Québec : une situation très différente de l’Ontario et de la Colombie-Britannique
Une chose devient de plus en plus évidente : il n’existe plus un seul marché immobilier canadien.
L’Ontario et la Colombie-Britannique ont subi des corrections beaucoup plus importantes, ce qui a ébranlé la confiance de nombreux acheteurs.
D’autres marchés, dont plusieurs au Québec, ont mieux résisté.
Mais cette résistance crée aussi une situation particulière : les marchés où les prix ont peu corrigé disposent de moins d’espace pour profiter d’un spectaculaire rebond.
Pour Montréal, Laval et plusieurs autres régions québécoises, le scénario pourrait donc être celui d’un marché relativement actif, mais sans nécessairement revoir les hausses extraordinaires de prix observées pendant la pandémie.
Ceux qui attendent une chute des taux pourraient être déçus
C’est probablement l’un des avertissements les plus importants du rapport.
Les coûts d’emprunt pourraient déjà être proches de leur niveau le plus bas pour le cycle actuel.
En clair, les acheteurs qui retardent leur projet en espérant une importante baisse supplémentaire des taux hypothécaires pourraient attendre longtemps.
Les prévisions indiquent que la Banque du Canada pourrait maintenir son taux directeur inchangé jusqu’à la fin de 2026 avant d’envisager éventuellement une hausse en 2027.
Si ce scénario se réalise, l’amélioration de l’abordabilité devra donc venir davantage de la croissance des revenus, d’une stabilisation des prix et du temps qui passe que d’une forte chute des taux d’intérêt.
Le grand danger : encore un faux départ
C’est ici que la situation devient beaucoup plus inquiétante.
Le marché immobilier canadien a déjà donné plusieurs fois l’impression qu’il était sur le point de repartir depuis 2023.
Et chaque fois, un nouvel événement est venu freiner l’élan.
Tensions commerciales, flambées des prix de l’énergie, incertitude économique : la reprise immobilière a déjà été interrompue à plusieurs reprises.
Et cette fois encore, les risques sont nombreux.

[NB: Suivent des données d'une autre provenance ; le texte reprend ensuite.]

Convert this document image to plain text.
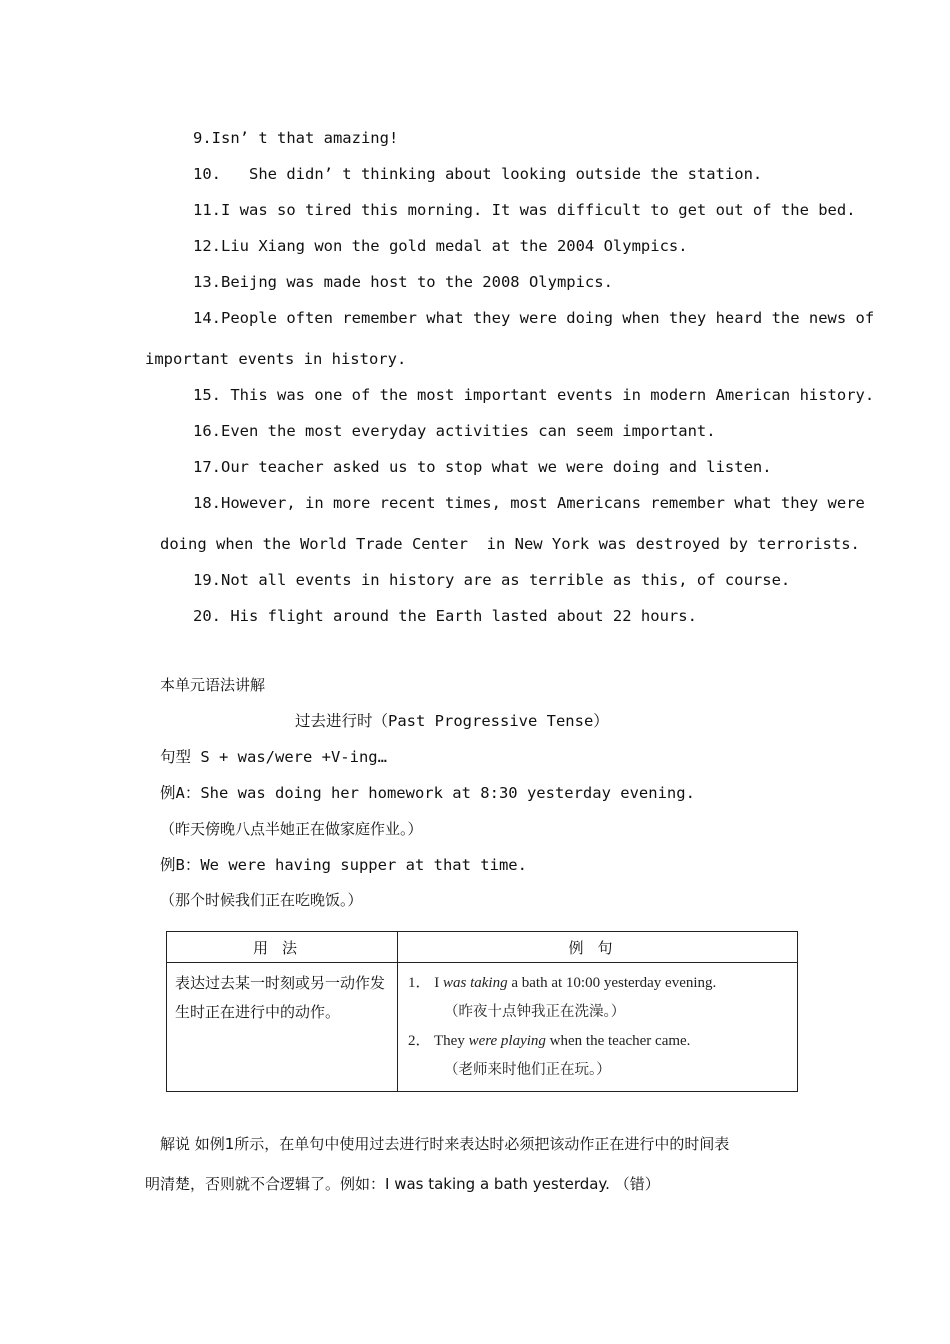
9.Isn’ t that amazing!
10.   She didn’ t thinking about looking outside the station.
11.I was so tired this morning. It was difficult to get out of the bed.
12.Liu Xiang won the gold medal at the 2004 Olympics.
13.Beijng was made host to the 2008 Olympics.
14.People often remember what they were doing when they heard the news of
important events in history.
15. This was one of the most important events in modern American history.
16.Even the most everyday activities can seem important.
17.Our teacher asked us to stop what we were doing and listen.
18.However, in more recent times, most Americans remember what they were
doing when the World Trade Center  in New York was destroyed by terrorists.
19.Not all events in history are as terrible as this, of course.
20. His flight around the Earth lasted about 22 hours.
本单元语法讲解
过去进行时（Past Progressive Tense）
句型 S + was/were +V-ing…
例A：She was doing her homework at 8:30 yesterday evening.
（昨天傍晚八点半她正在做家庭作业。）
例B：We were having supper at that time.
（那个时候我们正在吃晚饭。）
用法	例句
表达过去某一时刻或另一动作发生时正在进行中的动作。	1． I was taking a bath at 10:00 yesterday evening.
（昨夜十点钟我正在洗澡。）
2． They were playing when the teacher came.
（老师来时他们正在玩。）
解说 如例1所示，在单句中使用过去进行时来表达时必须把该动作正在进行中的时间表
明清楚，否则就不合逻辑了。例如：I was taking a bath yesterday. （错）
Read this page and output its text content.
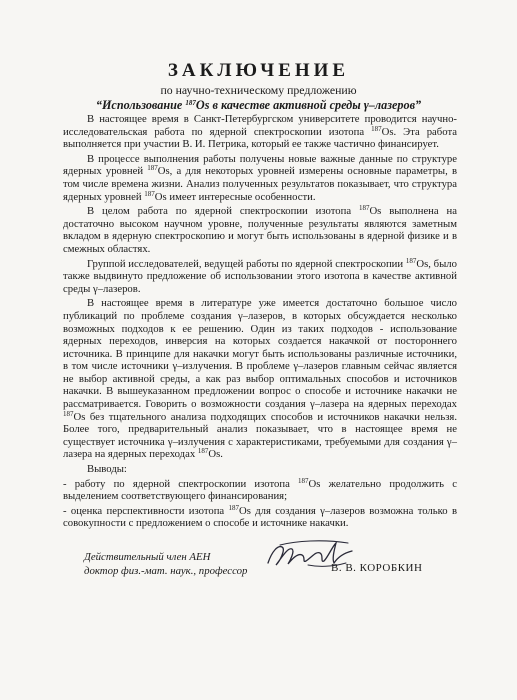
ЗАКЛЮЧЕНИЕ
по научно-техническому предложению
“Использование $^{187}$Os в качестве активной среды γ–лазеров”

В настоящее время в Санкт-Петербургском университете проводится научно-исследовательская работа по ядерной спектроскопии изотопа $^{187}$Os. Эта работа выполняется при участии В. И. Петрика, который ее также частично финансирует.

В процессе выполнения работы получены новые важные данные по структуре ядерных уровней $^{187}$Os, а для некоторых уровней измерены основные параметры, в том числе времена жизни. Анализ полученных результатов показывает, что структура ядерных уровней $^{187}$Os имеет интересные особенности.

В целом работа по ядерной спектроскопии изотопа $^{187}$Os выполнена на достаточно высоком научном уровне, полученные результаты являются заметным вкладом в ядерную спектроскопию и могут быть использованы в ядерной физике и в смежных областях.

Группой исследователей, ведущей работы по ядерной спектроскопии $^{187}$Os, было также выдвинуто предложение об использовании этого изотопа в качестве активной среды γ–лазеров.

В настоящее время в литературе уже имеется достаточно большое число публикаций по проблеме создания γ–лазеров, в которых обсуждается несколько возможных подходов к ее решению. Один из таких подходов - использование ядерных переходов, инверсия на которых создается накачкой от постороннего источника. В принципе для накачки могут быть использованы различные источники, в том числе источники γ–излучения. В проблеме γ–лазеров главным сейчас является не выбор активной среды, а как раз выбор оптимальных способов и источников накачки. В вышеуказанном предложении вопрос о способе и источнике накачки не рассматривается. Говорить о возможности создания γ–лазера на ядерных переходах $^{187}$Os без тщательного анализа подходящих способов и источников накачки нельзя. Более того, предварительный анализ показывает, что в настоящее время не существует источника γ–излучения с характеристиками, требуемыми для создания γ–лазера на ядерных переходах $^{187}$Os.

Выводы:

- работу по ядерной спектроскопии изотопа $^{187}$Os желательно продолжить с выделением соответствующего финансирования;

- оценка перспективности изотопа $^{187}$Os для создания γ–лазеров возможна только в совокупности с предложением о способе и источнике накачки.

Действительный член АЕН
доктор физ.-мат. наук., профессор	В. В. КОРОБКИН
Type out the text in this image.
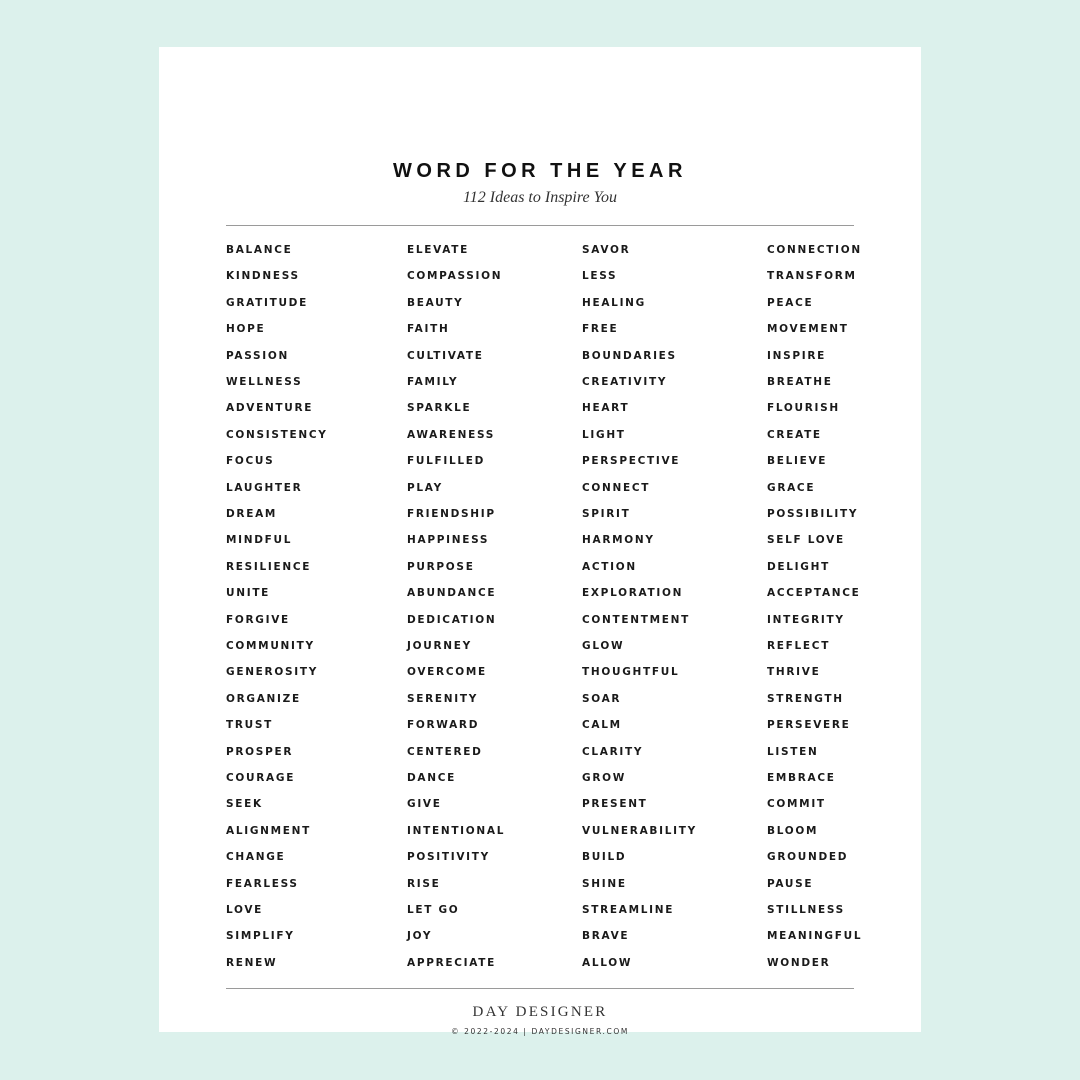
WORD FOR THE YEAR
112 Ideas to Inspire You
BALANCE
KINDNESS
GRATITUDE
HOPE
PASSION
WELLNESS
ADVENTURE
CONSISTENCY
FOCUS
LAUGHTER
DREAM
MINDFUL
RESILIENCE
UNITE
FORGIVE
COMMUNITY
GENEROSITY
ORGANIZE
TRUST
PROSPER
COURAGE
SEEK
ALIGNMENT
CHANGE
FEARLESS
LOVE
SIMPLIFY
RENEW
ELEVATE
COMPASSION
BEAUTY
FAITH
CULTIVATE
FAMILY
SPARKLE
AWARENESS
FULFILLED
PLAY
FRIENDSHIP
HAPPINESS
PURPOSE
ABUNDANCE
DEDICATION
JOURNEY
OVERCOME
SERENITY
FORWARD
CENTERED
DANCE
GIVE
INTENTIONAL
POSITIVITY
RISE
LET GO
JOY
APPRECIATE
SAVOR
LESS
HEALING
FREE
BOUNDARIES
CREATIVITY
HEART
LIGHT
PERSPECTIVE
CONNECT
SPIRIT
HARMONY
ACTION
EXPLORATION
CONTENTMENT
GLOW
THOUGHTFUL
SOAR
CALM
CLARITY
GROW
PRESENT
VULNERABILITY
BUILD
SHINE
STREAMLINE
BRAVE
ALLOW
CONNECTION
TRANSFORM
PEACE
MOVEMENT
INSPIRE
BREATHE
FLOURISH
CREATE
BELIEVE
GRACE
POSSIBILITY
SELF LOVE
DELIGHT
ACCEPTANCE
INTEGRITY
REFLECT
THRIVE
STRENGTH
PERSEVERE
LISTEN
EMBRACE
COMMIT
BLOOM
GROUNDED
PAUSE
STILLNESS
MEANINGFUL
WONDER
DAY DESIGNER
© 2022-2024 | DAYDESIGNER.COM
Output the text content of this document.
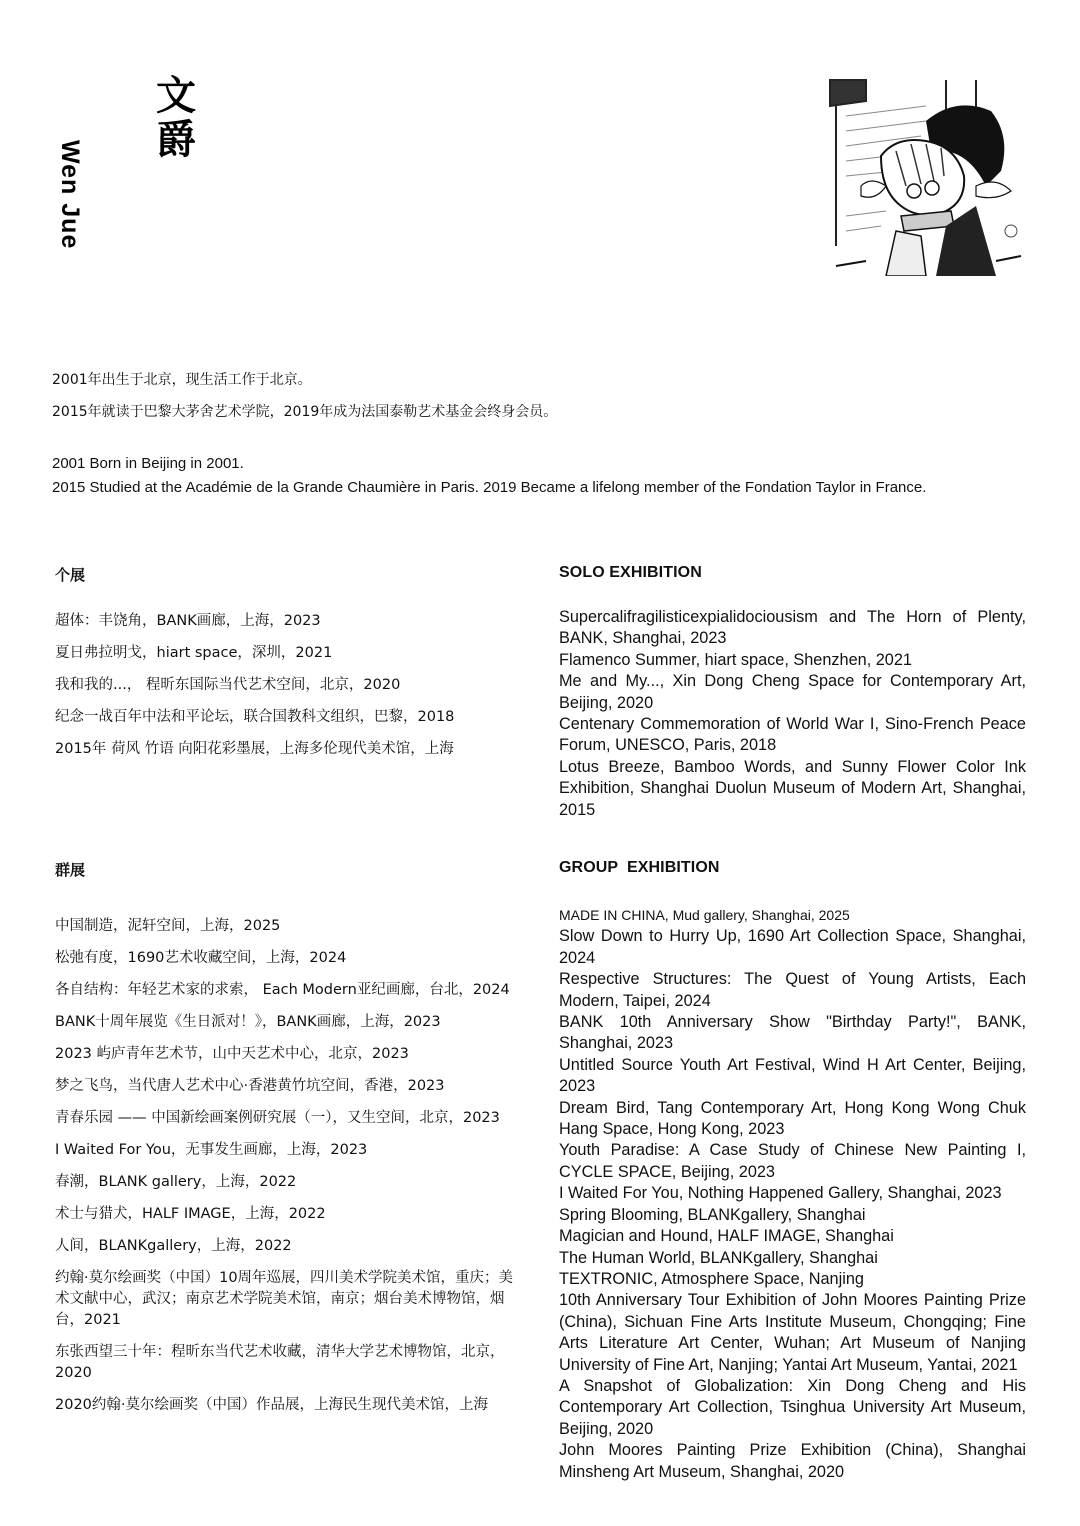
文
爵
Wen Jue
2001年出生于北京，现生活工作于北京。
2015年就读于巴黎大茅舍艺术学院，2019年成为法国泰勒艺术基金会终身会员。
2001 Born in Beijing in 2001.
2015 Studied at the Académie de la Grande Chaumière in Paris. 2019 Became a lifelong member of the Fondation Taylor in France.
个展
超体：丰饶角，BANK画廊，上海，2023
夏日弗拉明戈，hiart space，深圳，2021
我和我的...， 程昕东国际当代艺术空间，北京，2020
纪念一战百年中法和平论坛，联合国教科文组织，巴黎，2018
2015年 荷风 竹语 向阳花彩墨展，上海多伦现代美术馆，上海
SOLO EXHIBITION
Supercalifragilisticexpialidociousism and The Horn of Plenty, BANK, Shanghai, 2023
Flamenco Summer, hiart space, Shenzhen, 2021
Me and My..., Xin Dong Cheng Space for Contemporary Art, Beijing, 2020
Centenary Commemoration of World War I, Sino-French Peace Forum, UNESCO, Paris, 2018
Lotus Breeze, Bamboo Words, and Sunny Flower Color Ink Exhibition, Shanghai Duolun Museum of Modern Art, Shanghai, 2015
群展
中国制造，泥轩空间，上海，2025
松弛有度，1690艺术收藏空间，上海，2024
各自结构：年轻艺术家的求索， Each Modern亚纪画廊，台北，2024
BANK十周年展览《生日派对！》，BANK画廊，上海，2023
2023 屿庐青年艺术节，山中天艺术中心，北京，2023
梦之飞鸟，当代唐人艺术中心·香港黄竹坑空间，香港，2023
青春乐园 —— 中国新绘画案例研究展（一），又生空间，北京，2023
I Waited For You，无事发生画廊，上海，2023
春潮，BLANK gallery，上海，2022
术士与猎犬，HALF IMAGE，上海，2022
人间，BLANKgallery，上海，2022
约翰·莫尔绘画奖（中国）10周年巡展，四川美术学院美术馆，重庆；美术文献中心，武汉；南京艺术学院美术馆，南京；烟台美术博物馆，烟台，2021
东张西望三十年：程昕东当代艺术收藏，清华大学艺术博物馆，北京，2020
2020约翰·莫尔绘画奖（中国）作品展，上海民生现代美术馆，上海
GROUP  EXHIBITION
MADE IN CHINA, Mud gallery, Shanghai, 2025
Slow Down to Hurry Up, 1690 Art Collection Space, Shanghai, 2024
Respective Structures: The Quest of Young Artists, Each Modern, Taipei, 2024
BANK 10th Anniversary Show "Birthday Party!", BANK, Shanghai, 2023
Untitled Source Youth Art Festival, Wind H Art Center, Beijing, 2023
Dream Bird, Tang Contemporary Art, Hong Kong Wong Chuk Hang Space, Hong Kong, 2023
Youth Paradise: A Case Study of Chinese New Painting I, CYCLE SPACE, Beijing, 2023
I Waited For You, Nothing Happened Gallery, Shanghai, 2023
Spring Blooming, BLANKgallery, Shanghai
Magician and Hound, HALF IMAGE, Shanghai
The Human World, BLANKgallery, Shanghai
TEXTRONIC, Atmosphere Space, Nanjing
10th Anniversary Tour Exhibition of John Moores Painting Prize (China), Sichuan Fine Arts Institute Museum, Chongqing; Fine Arts Literature Art Center, Wuhan; Art Museum of Nanjing University of Fine Art, Nanjing; Yantai Art Museum, Yantai, 2021
A Snapshot of Globalization: Xin Dong Cheng and His Contemporary Art Collection, Tsinghua University Art Museum, Beijing, 2020
John Moores Painting Prize Exhibition (China), Shanghai Minsheng Art Museum, Shanghai, 2020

Une nouvelle guerre commerciale menace le Canada
Les tensions entre le Canada et les États-Unis pourraient devenir l’un des principaux obstacles au redémarrage du marché.
Depuis le 22 août, les États-Unis imposent des droits de douane de 50 % sur environ 5 % des exportations canadiennes.
Le Canada prévoit répondre avec ses propres contre-tarifs à compter du 8 septembre.
D’autres menaces tarifaires visent également l’industrie automobile pour le début de 2027.
Pourquoi cela devrait-il inquiéter quelqu’un qui veut simplement acheter une maison?
Parce qu’une guerre commerciale peut ralentir l’économie, nuire aux entreprises, réduire les embauches et faire grimper certains prix.
Et lorsqu’un ménage commence à avoir peur pour son emploi ou pour ses finances, l’achat d’une propriété est souvent l’un des premiers grands projets à être reportés.
Le Moyen-Orient ajoute une autre couche d’incertitude
Les tensions géopolitiques représentent également un risque important.
Une nouvelle flambée des prix de l’énergie pourrait faire remonter l’inflation et compliquer davantage la tâche de la Banque du Canada.
Si l’inflation repart fortement à la hausse, les chances de voir les taux diminuer davantage s’éloigneraient encore.
Et dans le pire des scénarios, les taux pourraient même devoir remonter.
Acheteurs : faut-il vraiment continuer d’attendre?
Voilà probablement la grande question pour les prochains mois.
Attendre peut encore donner accès à davantage de choix ou à de meilleures occasions dans certains marchés.
Mais attendre uniquement dans l’espoir que les taux chutent fortement pourrait devenir un pari de plus en plus risqué.
Si les ventes repartent réellement pendant que les taux se stabilisent, davantage d’acheteurs pourraient revenir en même temps sur le marché.
Et dans les secteurs où l’offre demeure limitée, cela pourrait rapidement recréer de la compétition.
Après plusieurs faux départs, le marché immobilier canadien semble donc enfin montrer des signes de reprise. Mais entre les tarifs douaniers, l’inflation, les tensions internationales et des taux qui pourraient ne plus beaucoup baisser, rien n’est encore gagné.
Pour les acheteurs et propriétaires québécois, les prochains mois pourraient être déterminants : le marché commence à bouger, mais la fenêtre actuelle pourrait changer beaucoup plus rapidement qu’on ne le pense.